La rentrée des copropriétés réserve chaque année une surprise désagréable à de nombreux propriétaires : l’appel de fonds pour travaux. Votés en assemblée générale au printemps ou à la rentrée, ravalement de façade, réfection de toiture, remplacement de chaudière collective ou mise aux normes des ascenseurs se traduisent en septembre par des appels de plusieurs milliers d’euros, parfois plus de dix mille dans les immeubles parisiens. Faut-il payer immédiatement ? Peut-on refuser quand les travaux semblent inutiles ou le montant disproportionné ? Que risque-t-on si l’on ne paie pas ? Le droit de la copropriété répond avec précision : le syndic dispose d’une procédure de recouvrement redoutable qui rend toutes les sommes exigibles après une simple mise en demeure, mais le copropriétaire qui conteste dans les formes et dans les délais dispose de vraies armes, à commencer par l’action en annulation de la décision d’assemblée dans les deux mois de sa notification. Ce guide explique comment vérifier un appel de fonds reçu, quand payer pour éviter l’exigibilité immédiate, et comment contester utilement, y compris à Paris et en Île-de-France où les programmes de travaux votés atteignent des montants record.
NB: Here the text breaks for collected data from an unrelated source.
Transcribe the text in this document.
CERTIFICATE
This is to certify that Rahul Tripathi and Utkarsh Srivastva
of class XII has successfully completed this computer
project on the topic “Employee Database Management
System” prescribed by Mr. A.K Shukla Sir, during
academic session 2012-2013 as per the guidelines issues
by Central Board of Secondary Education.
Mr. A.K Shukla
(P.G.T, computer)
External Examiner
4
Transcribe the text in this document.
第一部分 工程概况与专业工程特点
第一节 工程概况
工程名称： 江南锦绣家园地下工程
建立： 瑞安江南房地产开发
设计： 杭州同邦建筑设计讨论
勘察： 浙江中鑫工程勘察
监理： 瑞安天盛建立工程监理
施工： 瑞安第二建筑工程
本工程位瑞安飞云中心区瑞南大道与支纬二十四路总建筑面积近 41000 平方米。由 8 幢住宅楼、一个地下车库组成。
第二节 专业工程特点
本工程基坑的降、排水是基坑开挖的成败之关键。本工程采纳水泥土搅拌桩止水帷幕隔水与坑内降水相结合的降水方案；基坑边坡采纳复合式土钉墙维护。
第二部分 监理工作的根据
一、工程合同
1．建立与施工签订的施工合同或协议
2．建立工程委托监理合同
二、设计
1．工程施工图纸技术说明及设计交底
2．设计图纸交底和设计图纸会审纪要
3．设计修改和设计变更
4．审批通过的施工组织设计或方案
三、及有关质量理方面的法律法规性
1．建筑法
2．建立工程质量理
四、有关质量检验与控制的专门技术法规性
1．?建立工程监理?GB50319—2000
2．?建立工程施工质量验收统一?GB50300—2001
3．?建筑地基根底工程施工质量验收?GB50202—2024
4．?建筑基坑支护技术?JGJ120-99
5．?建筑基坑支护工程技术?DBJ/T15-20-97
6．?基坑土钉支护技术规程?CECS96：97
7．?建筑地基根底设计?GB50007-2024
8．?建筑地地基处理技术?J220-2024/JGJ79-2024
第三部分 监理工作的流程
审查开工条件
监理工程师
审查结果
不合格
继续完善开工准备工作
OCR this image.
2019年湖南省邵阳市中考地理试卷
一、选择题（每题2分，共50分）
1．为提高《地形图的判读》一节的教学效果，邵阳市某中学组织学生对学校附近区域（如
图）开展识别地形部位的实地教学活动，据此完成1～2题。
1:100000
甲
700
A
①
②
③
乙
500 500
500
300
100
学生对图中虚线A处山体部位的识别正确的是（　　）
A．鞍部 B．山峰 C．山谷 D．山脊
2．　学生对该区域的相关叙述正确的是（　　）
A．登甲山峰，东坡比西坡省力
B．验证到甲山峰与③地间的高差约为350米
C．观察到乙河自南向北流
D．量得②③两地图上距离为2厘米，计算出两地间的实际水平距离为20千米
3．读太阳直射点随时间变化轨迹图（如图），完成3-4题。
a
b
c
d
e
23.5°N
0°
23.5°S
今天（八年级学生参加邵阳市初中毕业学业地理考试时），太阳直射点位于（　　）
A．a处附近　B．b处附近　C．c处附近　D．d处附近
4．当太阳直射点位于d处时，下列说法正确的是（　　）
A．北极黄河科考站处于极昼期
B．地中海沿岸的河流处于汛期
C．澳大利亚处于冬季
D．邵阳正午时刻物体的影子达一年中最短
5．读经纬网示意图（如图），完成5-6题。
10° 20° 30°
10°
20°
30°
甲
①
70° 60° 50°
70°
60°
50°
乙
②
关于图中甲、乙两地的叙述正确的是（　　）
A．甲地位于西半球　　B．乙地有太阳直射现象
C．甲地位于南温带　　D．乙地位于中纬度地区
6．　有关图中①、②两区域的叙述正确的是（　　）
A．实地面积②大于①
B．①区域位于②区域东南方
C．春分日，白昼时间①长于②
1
I. Appel de fonds pour travaux reçu : ce que le syndic peut exiger et ce que vous devez vérifier

Un appel de fonds n’est jamais une facture comme une autre : il procède toujours d’un vote de l’assemblée générale, budget prévisionnel, travaux décidés ou cotisation au fonds de travaux. Avant de payer ou de contester, il faut donc remonter à la source et vérifier trois choses : que la dépense a bien été votée par une assemblée, que votre quote-part respecte les règles de répartition, et que l’appel suit la procédure légale. Le syndic qui réclame des sommes sans décision d’assemblée, ou sur une clé de répartition contraire au règlement de copropriété, s’expose à voir sa demande rejetée. À l’inverse, un appel régulier doit être payé à sa date d’exigibilité, car le refus expose à une procédure accélérée devant le tribunal judiciaire.

A. Budget, provisions trimestrielles et fonds de travaux : d’où vient la somme réclamée

Les charges courantes de l’immeuble sont financées par un budget voté chaque année. La loi dispose : « Pour faire face aux dépenses courantes de maintenance, de fonctionnement et d’administration des parties communes et équipements communs de l’immeuble, le syndicat des copropriétaires vote, chaque année, un budget prévisionnel. » Chaque copropriétaire verse ensuite des provisions : « Les copropriétaires versent au syndicat des provisions égales au quart du budget voté. Toutefois, l’assemblée générale peut fixer des modalités différentes. » Et le calendrier est fixé par la loi : « La provision est exigible le premier jour de chaque trimestre ou le premier jour de la période fixée par l’assemblée générale. » L’appel de fonds du quatrième trimestre, envoyé en septembre, correspond donc en principe au quart du budget annuel, sauf modalités différentes votées par l’assemblée. Vérifiez d’abord que cet appel correspond bien à ce quart et à la période indiquée, car toute somme qui dépasse le budget voté sans décision de travaux correspondante doit être justifiée séparément.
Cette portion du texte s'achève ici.